Being a committed pedestrian means that I get to escape thinking about rising gas prices most of the time. When I travel outside of Pittsburgh, though, my concern rises right along with the rest of the country. Airfare is too pricey for this librarian these days, which means that as you read this I will be very economically taking the Greyhound out of town. Unlike my nearly 20-year old car, the bus is air-conditioned, and gives me nearly 8 hours of uninterrupted reading time. Below is a short list of what I will be listening to and reading to pass the time.

  • When You Are Engulfed in Flames, by David Sedaris: I love pretty much everything that has ever come out of David Sedaris’s pen, and have been impatiently waiting to read this book for a while now. Fortunately, my hold and my trip coincided, and I’m anticipating that this book will be as hilarious as his past books have been. In a starred review Publishers Weekly said that Sedaris “triumphs in this sixth essay collection.” As a recent ex-smoker, I’m particularly looking forward to the essay “Smoking Section,” in which Sedaris chronicles his own experience of quitting smoking in Tokyo. If you haven’t read anything by Sedaris yet, check out the library’s holdings of his work here.

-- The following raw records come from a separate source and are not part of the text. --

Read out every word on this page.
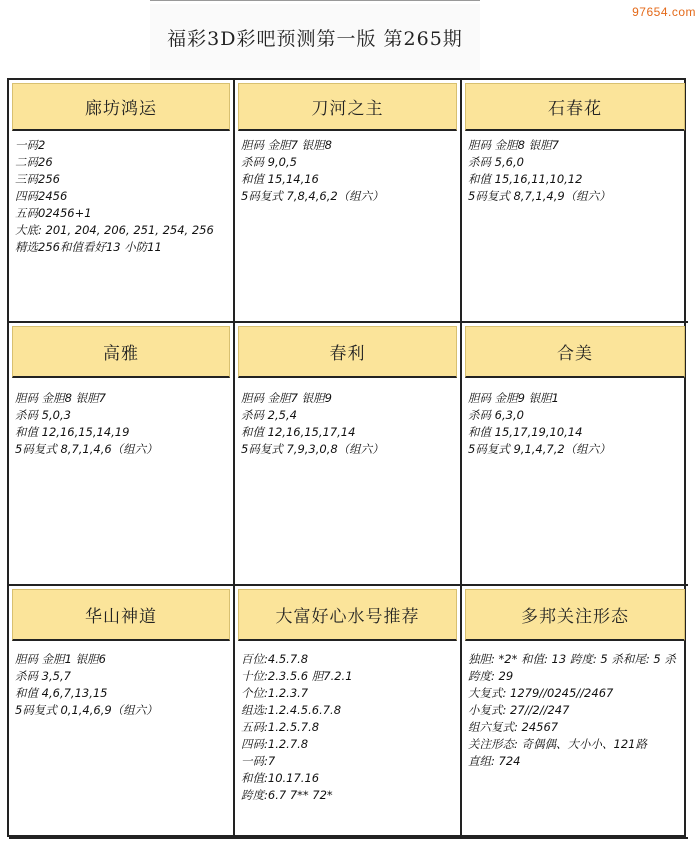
福彩3D彩吧预测第一版 第265期
97654.com
廊坊鸿运
一码2
二码26
三码256
四码2456
五码02456+1
大底: 201, 204, 206, 251, 254, 256
精选256和值看好13 小防11
刀河之主
胆码 金胆7 银胆8
杀码 9,0,5
和值 15,14,16
5码复式 7,8,4,6,2（组六）
石春花
胆码 金胆8 银胆7
杀码 5,6,0
和值 15,16,11,10,12
5码复式 8,7,1,4,9（组六）
高雅
胆码 金胆8 银胆7
杀码 5,0,3
和值 12,16,15,14,19
5码复式 8,7,1,4,6（组六）
春利
胆码 金胆7 银胆9
杀码 2,5,4
和值 12,16,15,17,14
5码复式 7,9,3,0,8（组六）
合美
胆码 金胆9 银胆1
杀码 6,3,0
和值 15,17,19,10,14
5码复式 9,1,4,7,2（组六）
华山神道
胆码 金胆1 银胆6
杀码 3,5,7
和值 4,6,7,13,15
5码复式 0,1,4,6,9（组六）
大富好心水号推荐
百位:4.5.7.8
十位:2.3.5.6 胆7.2.1
个位:1.2.3.7
组选:1.2.4.5.6.7.8
五码:1.2.5.7.8
四码:1.2.7.8
一码:7
和值:10.17.16
跨度:6.7 7** 72*
多邦关注形态
独胆: *2* 和值: 13 跨度: 5 杀和尾: 5 杀跨度: 29
大复式: 1279//0245//2467
小复式: 27//2//247
组六复式: 24567
关注形态: 奇偶偶、大小小、121路
直组: 724
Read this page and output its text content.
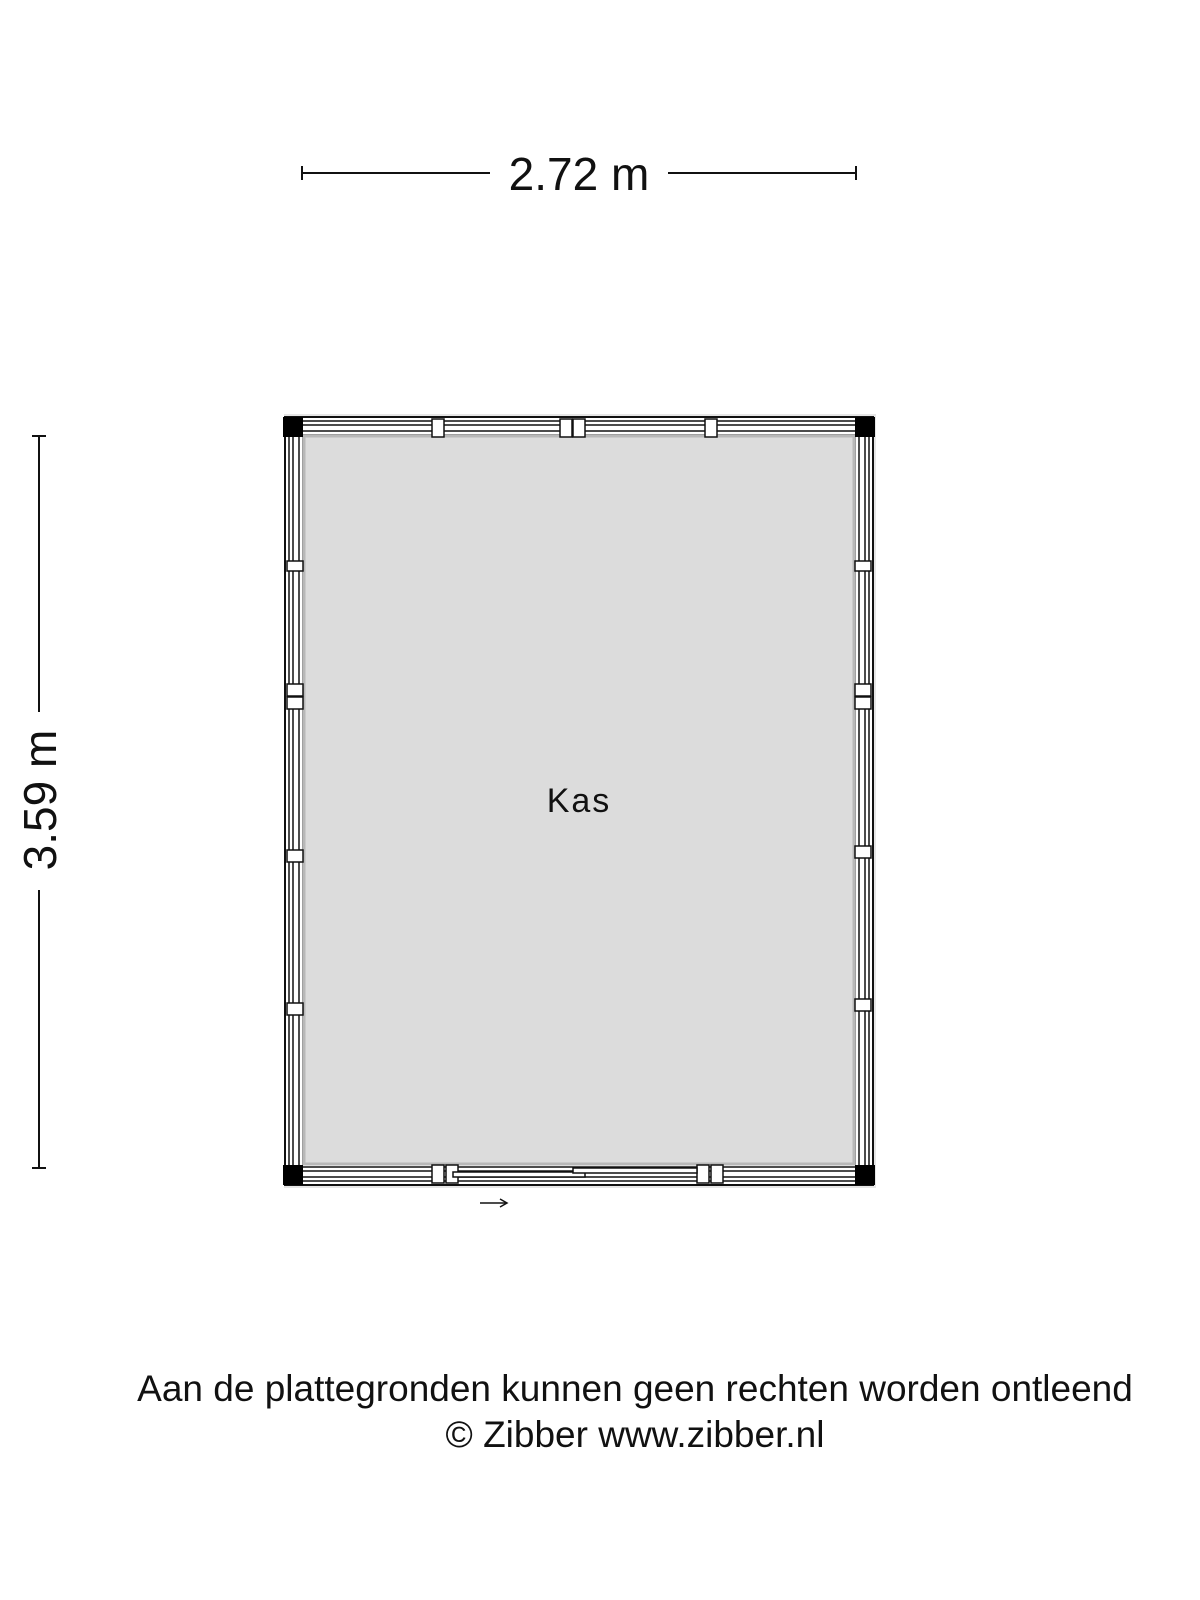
2.72 m
3.59 m	Kas
Aan de plattegronden kunnen geen rechten worden ontleend
© Zibber www.zibber.nl
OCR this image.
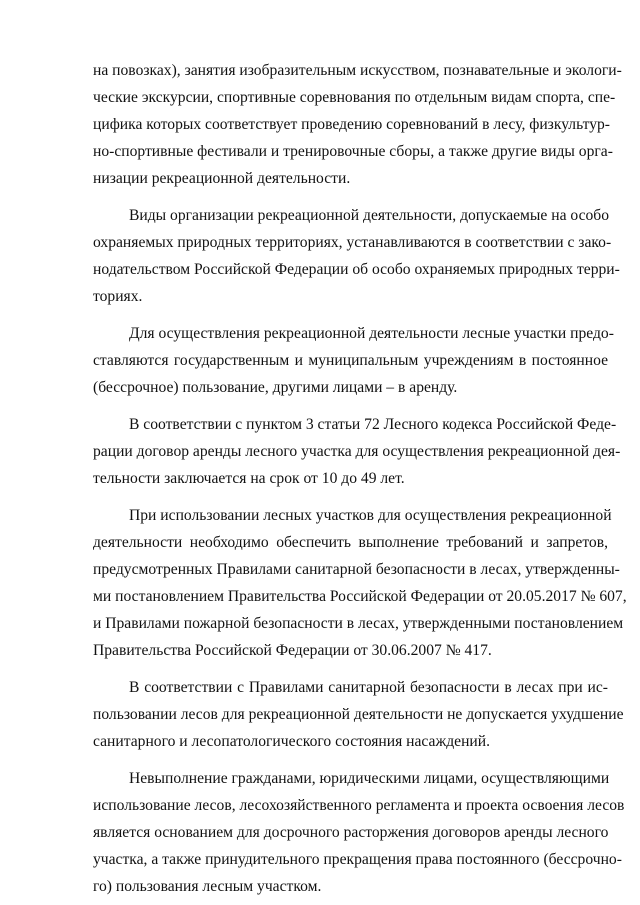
на повозках), занятия изобразительным искусством, познавательные и экологи-
ческие экскурсии, спортивные соревнования по отдельным видам спорта, спе-
цифика которых соответствует проведению соревнований в лесу, физкультур-
но-спортивные фестивали и тренировочные сборы, а также другие виды орга-
низации рекреационной деятельности.
Виды организации рекреационной деятельности, допускаемые на особо
охраняемых природных территориях, устанавливаются в соответствии с зако-
нодательством Российской Федерации об особо охраняемых природных терри-
ториях.
Для осуществления рекреационной деятельности лесные участки предо-
ставляются государственным и муниципальным учреждениям в постоянное
(бессрочное) пользование, другими лицами – в аренду.
В соответствии с пунктом 3 статьи 72 Лесного кодекса Российской Феде-
рации договор аренды лесного участка для осуществления рекреационной дея-
тельности заключается на срок от 10 до 49 лет.
При использовании лесных участков для осуществления рекреационной
деятельности необходимо обеспечить выполнение требований и запретов,
предусмотренных Правилами санитарной безопасности в лесах, утвержденны-
ми постановлением Правительства Российской Федерации от 20.05.2017 № 607,
и Правилами пожарной безопасности в лесах, утвержденными постановлением
Правительства Российской Федерации от 30.06.2007 № 417.
В соответствии с Правилами санитарной безопасности в лесах при ис-
пользовании лесов для рекреационной деятельности не допускается ухудшение
санитарного и лесопатологического состояния насаждений.
Невыполнение гражданами, юридическими лицами, осуществляющими
использование лесов, лесохозяйственного регламента и проекта освоения лесов
является основанием для досрочного расторжения договоров аренды лесного
участка, а также принудительного прекращения права постоянного (бессрочно-
го) пользования лесным участком.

  • Twilight Watch, by Sergei Lukyanenko: My fellow blogger Leigh Anne introduced me to Lukyanenko’s urban fantasy series, and by the time I was a few pages into the first book (Night Watch) I was hooked. Living undetected among humans are Others– vampires, shape-shifters, magicians, witches and all manner of supernatural beings– who have all chosen to either be Light or Dark. The Night Watch is made up of Light Others who police the Dark, and the Day Watch is made up of Dark Others who police the Light, all while trying to maintain the precarious balance between the two forces. Instead of a cliched good guys vs. bad guys plot, Lukyanenko manages to instill the characters with a complexity that goes beyond easy categorization. I read the first two books in the series (the aforementioned Night Watch and its sequel, Day Watch) over the course of a weekend, ignoring phone calls, hockey playoffs, and loved ones in favor of reading. It’s been a while since a book hooked me that completely; I’m hoping the third in the series is equally good.
  • Once Upon a Time in the North, by Philip Pullman: Pullman is another writer that I am completely addicted to. I’ve read the His Dark Materials series a couple of times, and have also enjoyed Pullman’s other novels and critical work. Those familiar with The Golden Compass will already know the characters of Lee Scoresby and the armored bear Iorek Byrnison, who are the focus of this story. As two of Pullman’s most vivid characters, I’m looking forward to learning about how they met.
  • No Thanks: The ’70s Punk Rebellion: This box set has the usual suspects (The Ramones, New York Dolls, The Clash), but what I really like about this CD collection is that often-overlooked bands of the ’70s punk era– like Suicide, Magazine, and the Modern Lovers– are also featured. This set segues nicely from punk to post-punk, and with four CDs will give me good music to listen to for a good chunk of my trip.